Albertine subit donc une gestation-cocon, Gaston le hanneton se souvient de ses anciennes incarnations, Léocadie court à travers le monde, Elizabeth se change en oiseau... Et ça bricole des doigts frais, et ça pleure à la mort de Tchékov, et ça égorge le chien sur la table du dîner...

Absurdes ou poétiques, drôles ou cruelles, les histoires sont de celles qui font se tortiller le lecteur au fond d'un fauteuil.

"Antoine se souvient alors qu'il n'a qu'une seule femme, qui est loin, qui est vieille - comme lui - et qui l'appelle.
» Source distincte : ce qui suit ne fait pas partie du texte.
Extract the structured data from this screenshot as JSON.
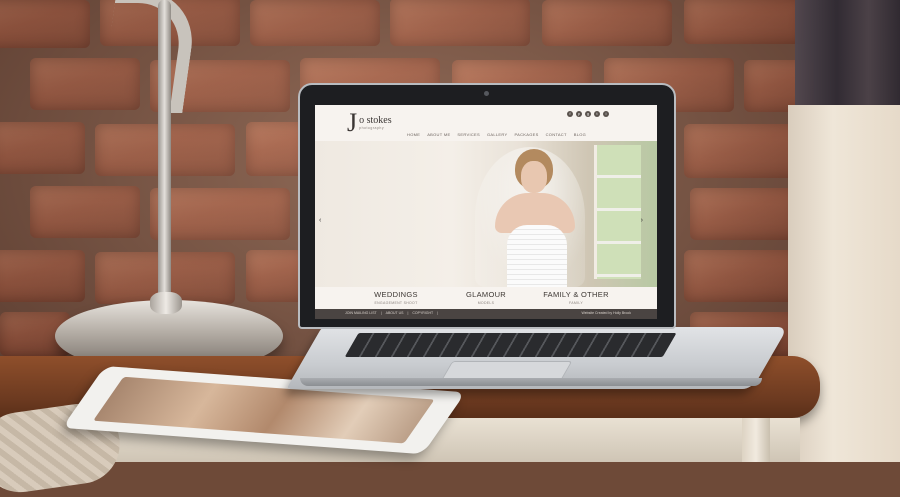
{
  "site": {
    "logo_letter": "J",
    "logo_name": "o stokes",
    "logo_sub": "photography",
    "nav": [
      "HOME",
      "ABOUT ME",
      "SERVICES",
      "GALLERY",
      "PACKAGES",
      "CONTACT",
      "BLOG"
    ],
    "social_icons": [
      "facebook-icon",
      "pinterest-icon",
      "google-plus-icon",
      "twitter-icon",
      "instagram-icon"
    ],
    "slider": {
      "prev": "‹",
      "next": "›"
    },
    "categories": [
      {
        "title": "WEDDINGS",
        "subtitle": "ENGAGEMENT SHOOT"
      },
      {
        "title": "GLAMOUR",
        "subtitle": "MODELS"
      },
      {
        "title": "FAMILY & OTHER",
        "subtitle": "FAMILY"
      }
    ],
    "footer_links": [
      "JOIN MAILING LIST",
      "|",
      "ABOUT US",
      "|",
      "COPYRIGHT",
      "|"
    ],
    "footer_credit": "Website Created by Holly Brook"
  },
  "colors": {
    "brick": "#a85e45",
    "footer_bar": "#4a4442",
    "cabinet_top": "#7a4225"
  }
}
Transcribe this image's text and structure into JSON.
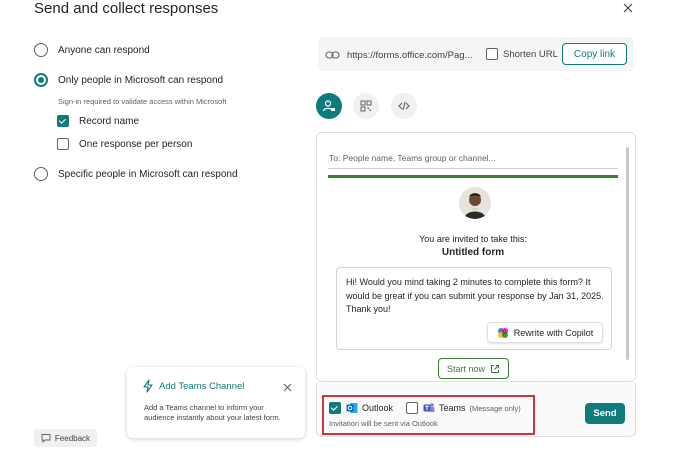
{
  "dialog": {
    "title": "Send and collect responses"
  },
  "options": {
    "anyone": "Anyone can respond",
    "org_only": "Only people in Microsoft can respond",
    "org_only_sub": "Sign-in required to validate access within Microsoft",
    "record_name": "Record name",
    "one_response": "One response per person",
    "specific": "Specific people in Microsoft can respond",
    "selected": "org_only",
    "record_name_checked": true,
    "one_response_checked": false
  },
  "link": {
    "url": "https://forms.office.com/Pag...",
    "shorten_label": "Shorten URL",
    "shorten_checked": false,
    "copy_label": "Copy link"
  },
  "share_methods": {
    "active": "invite",
    "icons": [
      "invite-people-icon",
      "qr-code-icon",
      "embed-code-icon"
    ]
  },
  "invite": {
    "to_placeholder": "To: People name, Teams group or channel...",
    "invited_text": "You are invited to take this:",
    "form_name": "Untitled form",
    "message": "Hi! Would you mind taking 2 minutes to complete this form? It would be great if you can submit your response by Jan 31, 2025. Thank you!",
    "copilot_label": "Rewrite with Copilot",
    "start_label": "Start now"
  },
  "send": {
    "outlook_label": "Outlook",
    "outlook_checked": true,
    "teams_label": "Teams",
    "teams_note": "(Message only)",
    "teams_checked": false,
    "via_text": "Invitation will be sent via Outlook",
    "send_label": "Send"
  },
  "teams_card": {
    "title": "Add Teams Channel",
    "description": "Add a Teams channel to inform your audience instantly about your latest form."
  },
  "feedback": {
    "label": "Feedback"
  },
  "colors": {
    "accent": "#0f7b7b",
    "green": "#3b7d33",
    "highlight": "#d13438"
  }
}
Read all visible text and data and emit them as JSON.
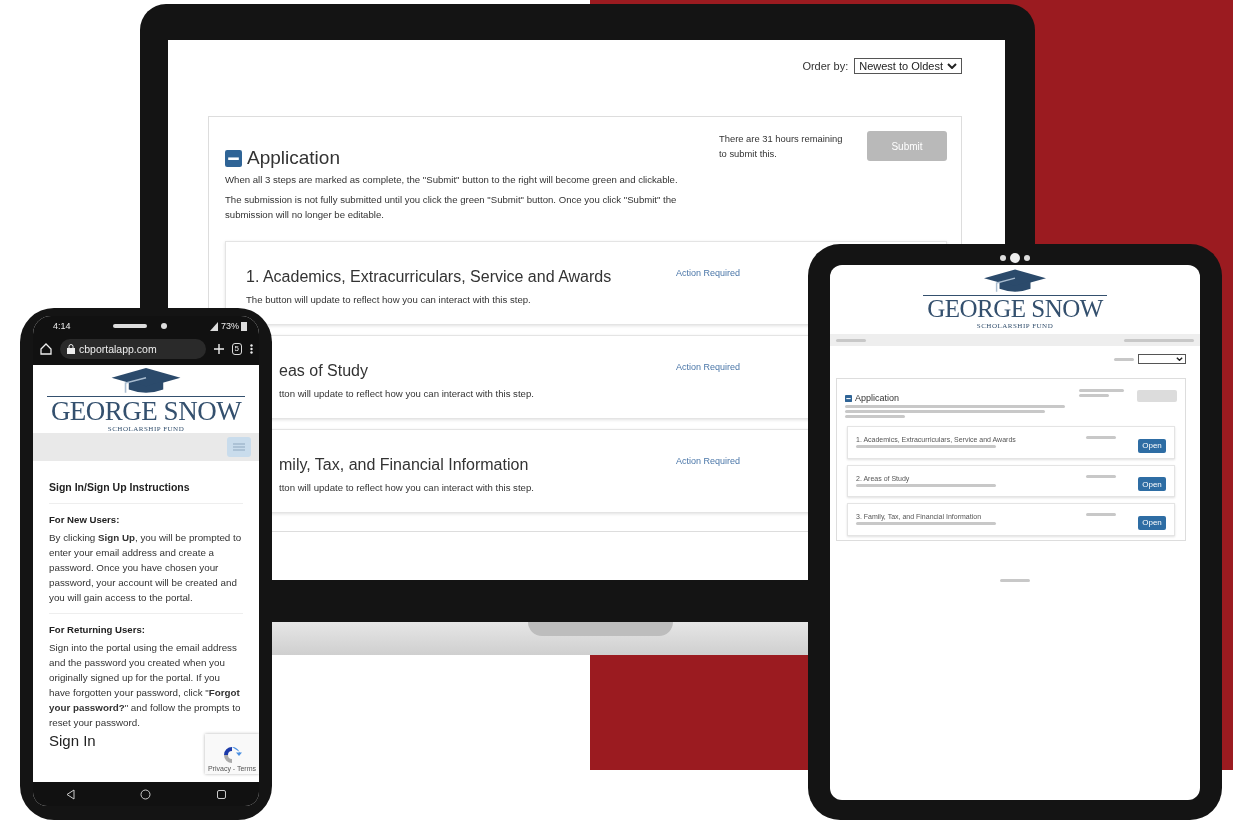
{
  "laptop": {
    "order_by": {
      "label": "Order by:",
      "value": "Newest to Oldest"
    },
    "application": {
      "title": "Application",
      "notes": [
        "When all 3 steps are marked as complete, the \"Submit\" button to the right will become green and clickable.",
        "The submission is not fully submitted until you click the green \"Submit\" button. Once you click \"Submit\" the submission will no longer be editable."
      ],
      "remaining": "There are 31 hours remaining to submit this.",
      "submit": {
        "label": "Submit",
        "disabled": true
      }
    },
    "steps": [
      {
        "title": "1. Academics, Extracurriculars, Service and Awards",
        "description": "The button will update to reflect how you can interact with this step.",
        "status": "Action Required"
      },
      {
        "title": "eas of Study",
        "description": "tton will update to reflect how you can interact with this step.",
        "status": "Action Required"
      },
      {
        "title": "mily, Tax, and Financial Information",
        "description": "tton will update to reflect how you can interact with this step.",
        "status": "Action Required"
      }
    ]
  },
  "phone": {
    "status_bar": {
      "time": "4:14",
      "battery": "73%"
    },
    "url": "cbportalapp.com",
    "tab_count": "5",
    "logo": {
      "name": "GEORGE SNOW",
      "subtitle": "SCHOLARSHIP FUND"
    },
    "instructions_title": "Sign In/Sign Up Instructions",
    "sections": [
      {
        "heading": "For New Users:",
        "text": "By clicking **Sign Up**, you will be prompted to enter your email address and create a password. Once you have chosen your password, your account will be created and you will gain access to the portal."
      },
      {
        "heading": "For Returning Users:",
        "text": "Sign into the portal using the email address and the password you created when you originally signed up for the portal. If you have forgotten your password, click \"**Forgot your password?**\" and follow the prompts to reset your password."
      }
    ],
    "sign_in_heading": "Sign In",
    "recaptcha": "Privacy - Terms"
  },
  "tablet": {
    "logo": {
      "name": "GEORGE SNOW",
      "subtitle": "SCHOLARSHIP FUND"
    },
    "application": {
      "title": "Application",
      "submit": {
        "disabled": true
      }
    },
    "steps": [
      {
        "title": "1. Academics, Extracurriculars, Service and Awards",
        "button": "Open"
      },
      {
        "title": "2. Areas of Study",
        "button": "Open"
      },
      {
        "title": "3. Family, Tax, and Financial Information",
        "button": "Open"
      }
    ]
  }
}
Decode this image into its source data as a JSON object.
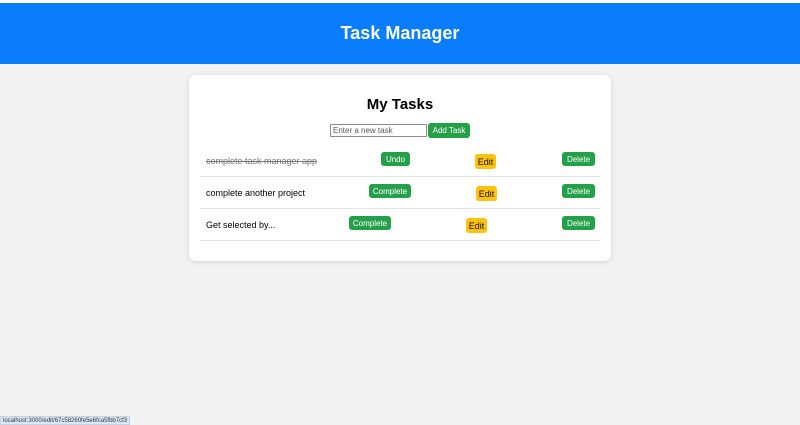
{
  "header": {
    "title": "Task Manager"
  },
  "card": {
    "title": "My Tasks",
    "input_placeholder": "Enter a new task",
    "add_label": "Add Task"
  },
  "tasks": [
    {
      "text": "complete task manager app",
      "completed": true,
      "toggle_label": "Undo",
      "edit_label": "Edit",
      "delete_label": "Delete"
    },
    {
      "text": "complete another project",
      "completed": false,
      "toggle_label": "Complete",
      "edit_label": "Edit",
      "delete_label": "Delete"
    },
    {
      "text": "Get selected by...",
      "completed": false,
      "toggle_label": "Complete",
      "edit_label": "Edit",
      "delete_label": "Delete"
    }
  ],
  "status_bar": {
    "url": "localhost:3000/edit/67c58260fe5e6fca5fbb7cf3"
  },
  "colors": {
    "header": "#0a7dfc",
    "success": "#25a048",
    "warning": "#ffc20e",
    "background": "#f2f2f2"
  }
}
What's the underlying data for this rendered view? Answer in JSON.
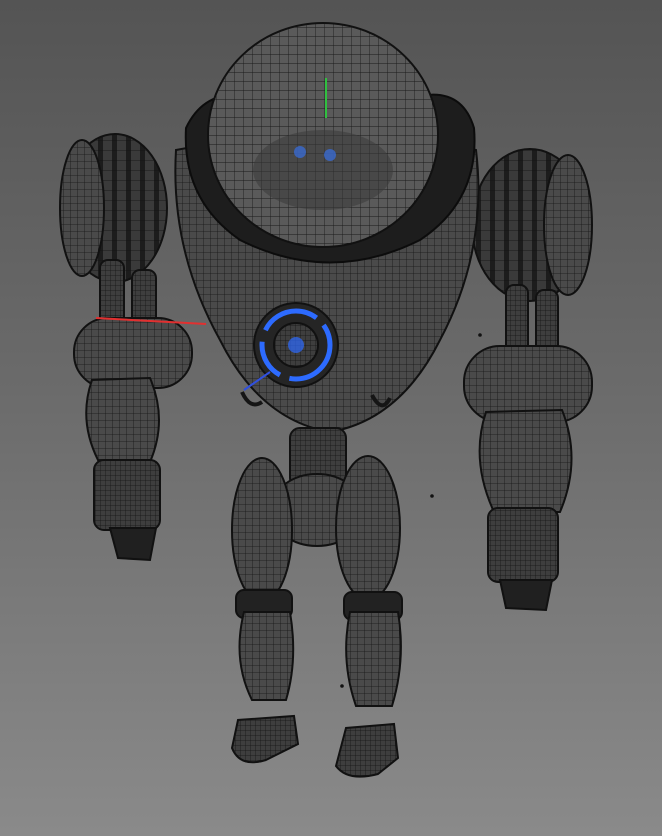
{
  "viewport": {
    "mode": "wireframe-on-shaded",
    "background_gradient": [
      "#545454",
      "#8a8a8a"
    ],
    "wireframe_color": "#101010",
    "shaded_color": "#4a4a4a"
  },
  "model": {
    "subject": "robot",
    "accent_color": "#2d6bff"
  },
  "manipulator": {
    "x_axis_color": "#e23030",
    "y_axis_color": "#30c040",
    "z_axis_color": "#3050e0"
  }
}
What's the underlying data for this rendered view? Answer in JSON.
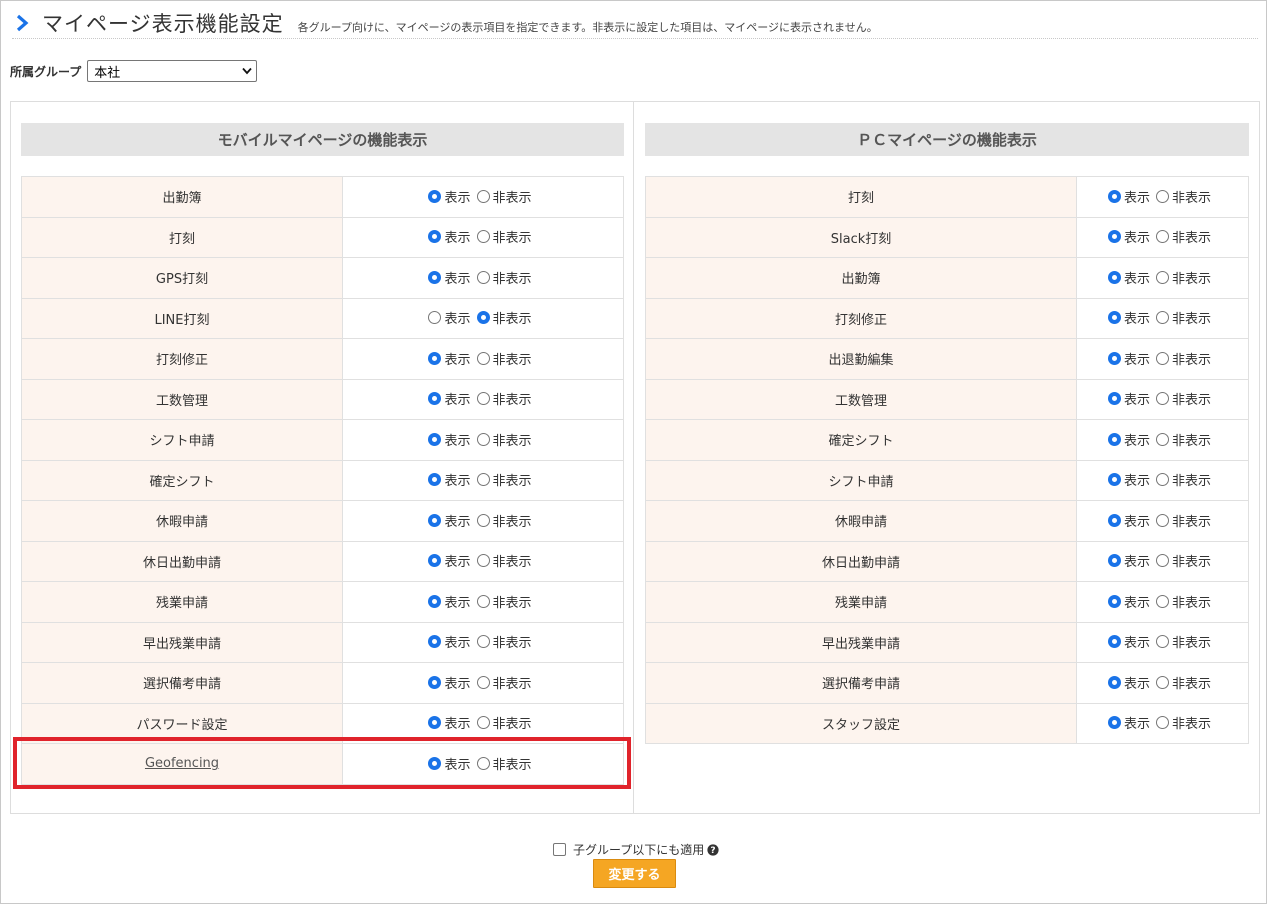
{
  "header": {
    "title": "マイページ表示機能設定",
    "description": "各グループ向けに、マイページの表示項目を指定できます。非表示に設定した項目は、マイページに表示されません。"
  },
  "group": {
    "label": "所属グループ",
    "selected": "本社"
  },
  "options": {
    "show": "表示",
    "hide": "非表示"
  },
  "mobile": {
    "title": "モバイルマイページの機能表示",
    "items": [
      {
        "label": "出勤簿",
        "value": "show"
      },
      {
        "label": "打刻",
        "value": "show"
      },
      {
        "label": "GPS打刻",
        "value": "show"
      },
      {
        "label": "LINE打刻",
        "value": "hide"
      },
      {
        "label": "打刻修正",
        "value": "show"
      },
      {
        "label": "工数管理",
        "value": "show"
      },
      {
        "label": "シフト申請",
        "value": "show"
      },
      {
        "label": "確定シフト",
        "value": "show"
      },
      {
        "label": "休暇申請",
        "value": "show"
      },
      {
        "label": "休日出勤申請",
        "value": "show"
      },
      {
        "label": "残業申請",
        "value": "show"
      },
      {
        "label": "早出残業申請",
        "value": "show"
      },
      {
        "label": "選択備考申請",
        "value": "show"
      },
      {
        "label": "パスワード設定",
        "value": "show"
      },
      {
        "label": "Geofencing",
        "value": "show",
        "link": true
      }
    ]
  },
  "pc": {
    "title": "ＰＣマイページの機能表示",
    "items": [
      {
        "label": "打刻",
        "value": "show"
      },
      {
        "label": "Slack打刻",
        "value": "show"
      },
      {
        "label": "出勤簿",
        "value": "show"
      },
      {
        "label": "打刻修正",
        "value": "show"
      },
      {
        "label": "出退勤編集",
        "value": "show"
      },
      {
        "label": "工数管理",
        "value": "show"
      },
      {
        "label": "確定シフト",
        "value": "show"
      },
      {
        "label": "シフト申請",
        "value": "show"
      },
      {
        "label": "休暇申請",
        "value": "show"
      },
      {
        "label": "休日出勤申請",
        "value": "show"
      },
      {
        "label": "残業申請",
        "value": "show"
      },
      {
        "label": "早出残業申請",
        "value": "show"
      },
      {
        "label": "選択備考申請",
        "value": "show"
      },
      {
        "label": "スタッフ設定",
        "value": "show"
      }
    ]
  },
  "footer": {
    "apply_child_label": "子グループ以下にも適用",
    "submit_label": "変更する"
  },
  "colors": {
    "accent": "#1a73e8",
    "highlight": "#e0232b",
    "button": "#f5a623",
    "label_cell": "#fdf4ee",
    "section_header": "#e4e4e4"
  },
  "icons": [
    "chevron-right-icon",
    "select-arrow-icon",
    "help-icon"
  ]
}
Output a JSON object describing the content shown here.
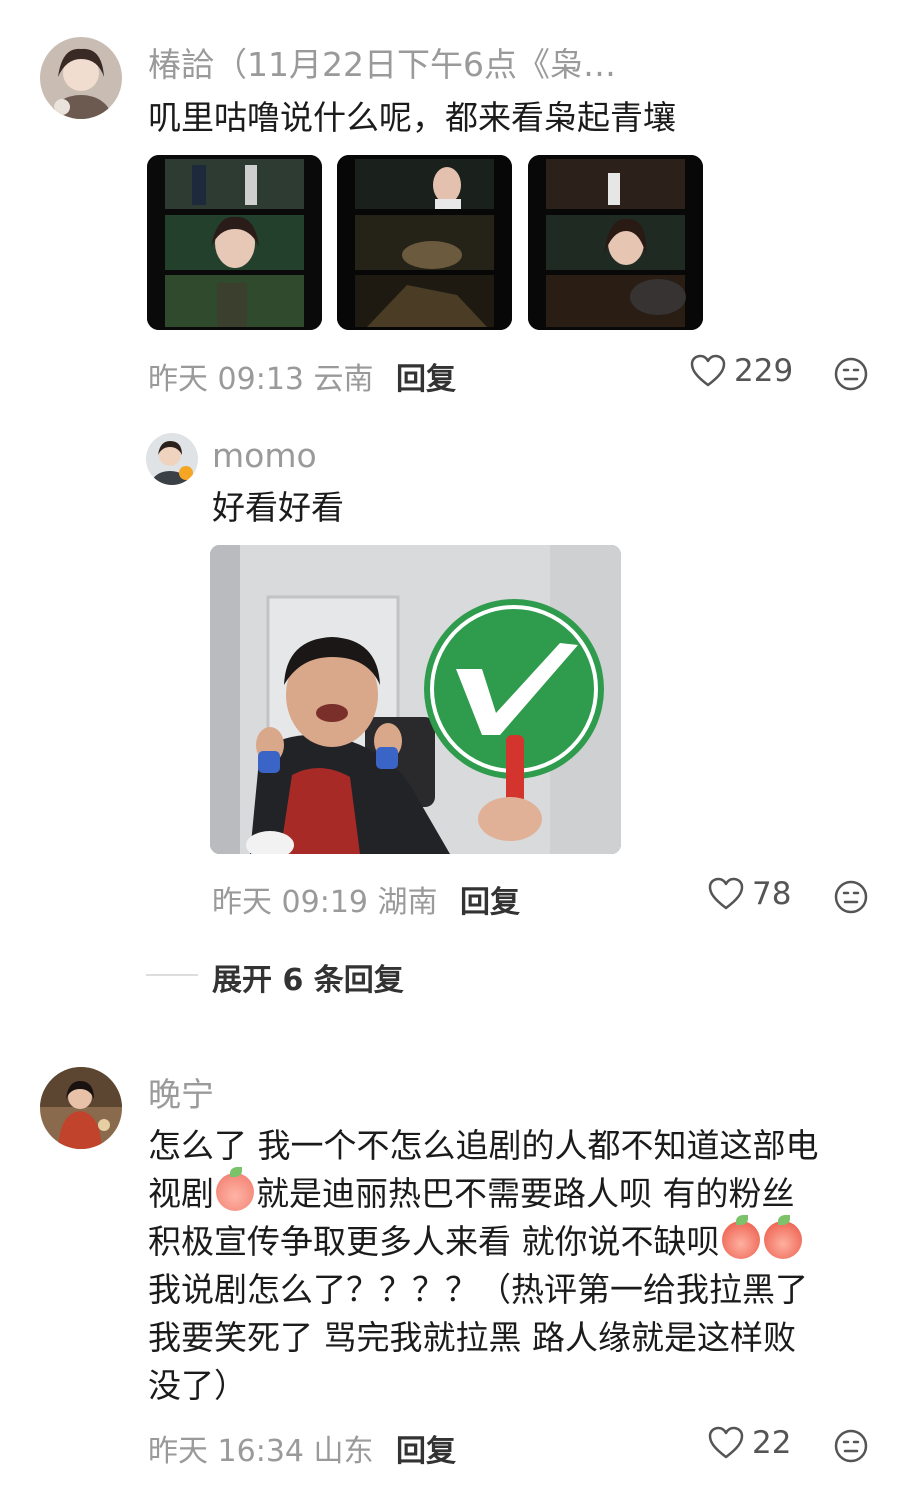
{
  "comments": [
    {
      "author": "椿詥（11月22日下午6点《枭…",
      "text": "叽里咕噜说什么呢，都来看枭起青壤",
      "meta": "昨天 09:13 云南",
      "reply_label": "回复",
      "likes": "229"
    },
    {
      "author": "momo",
      "text": "好看好看",
      "meta": "昨天 09:19 湖南",
      "reply_label": "回复",
      "likes": "78"
    },
    {
      "author": "晚宁",
      "text_lines": [
        "怎么了 我一个不怎么追剧的人都不知道这部电",
        "视剧",
        "就是迪丽热巴不需要路人呗 有的粉丝",
        "积极宣传争取更多人来看 就你说不缺呗",
        "我说剧怎么了？？？？（热评第一给我拉黑了",
        "我要笑死了 骂完我就拉黑 路人缘就是这样败",
        "没了）"
      ],
      "meta": "昨天 16:34 山东",
      "reply_label": "回复",
      "likes": "22"
    }
  ],
  "expand_label": "展开 6 条回复",
  "icons": {
    "like": "heart-outline-icon",
    "emoji": "emoji-face-icon"
  },
  "colors": {
    "meta_gray": "#9a9a9a",
    "check_green": "#2f9b4c"
  }
}
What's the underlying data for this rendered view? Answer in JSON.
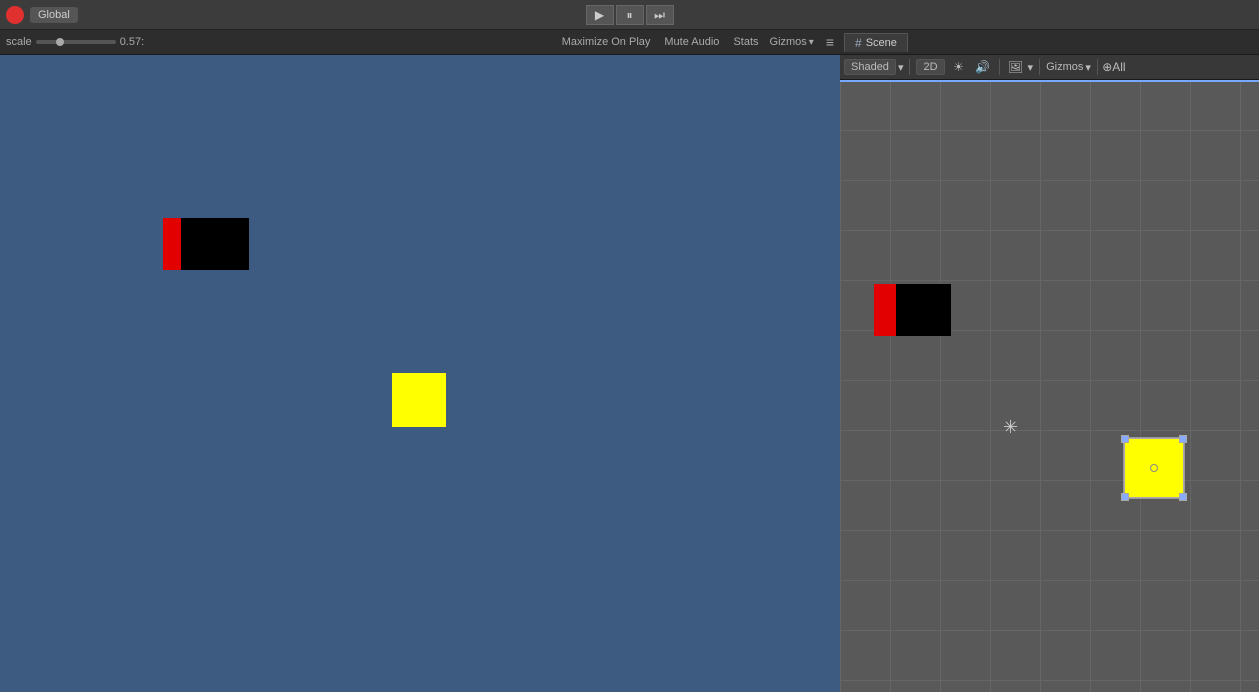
{
  "toolbar": {
    "logo_color": "#e03030",
    "global_label": "Global",
    "play_btn_label": "▶",
    "pause_btn_label": "⏸",
    "next_btn_label": "⏭"
  },
  "game_panel": {
    "scale_label": "scale",
    "scale_value": "0.57:",
    "maximize_on_play": "Maximize On Play",
    "mute_audio": "Mute Audio",
    "stats": "Stats",
    "gizmos": "Gizmos",
    "menu_icon": "≡"
  },
  "scene_panel": {
    "tab_label": "Scene",
    "tab_icon": "#",
    "shaded_label": "Shaded",
    "shaded_dropdown": "▾",
    "two_d_label": "2D",
    "sun_icon": "☀",
    "speaker_icon": "🔊",
    "image_icon": "🖼",
    "image_dropdown": "▾",
    "gizmos_label": "Gizmos",
    "gizmos_dropdown": "▾",
    "all_label": "⊕All"
  }
}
Sa femme qui, sur son île d'Encantadas, est une masse antique et colossale, un monument de pierre qui se tient à genoux, le cœur ouvert sur la mer." (Antoine)

Illustré par Donatien Mary, le livre est en sus un très chouette objet, où les ambiances résonnent en noir et mauve.

Un recueil adorable et bizarre, donc. Ou bizarre et adorable.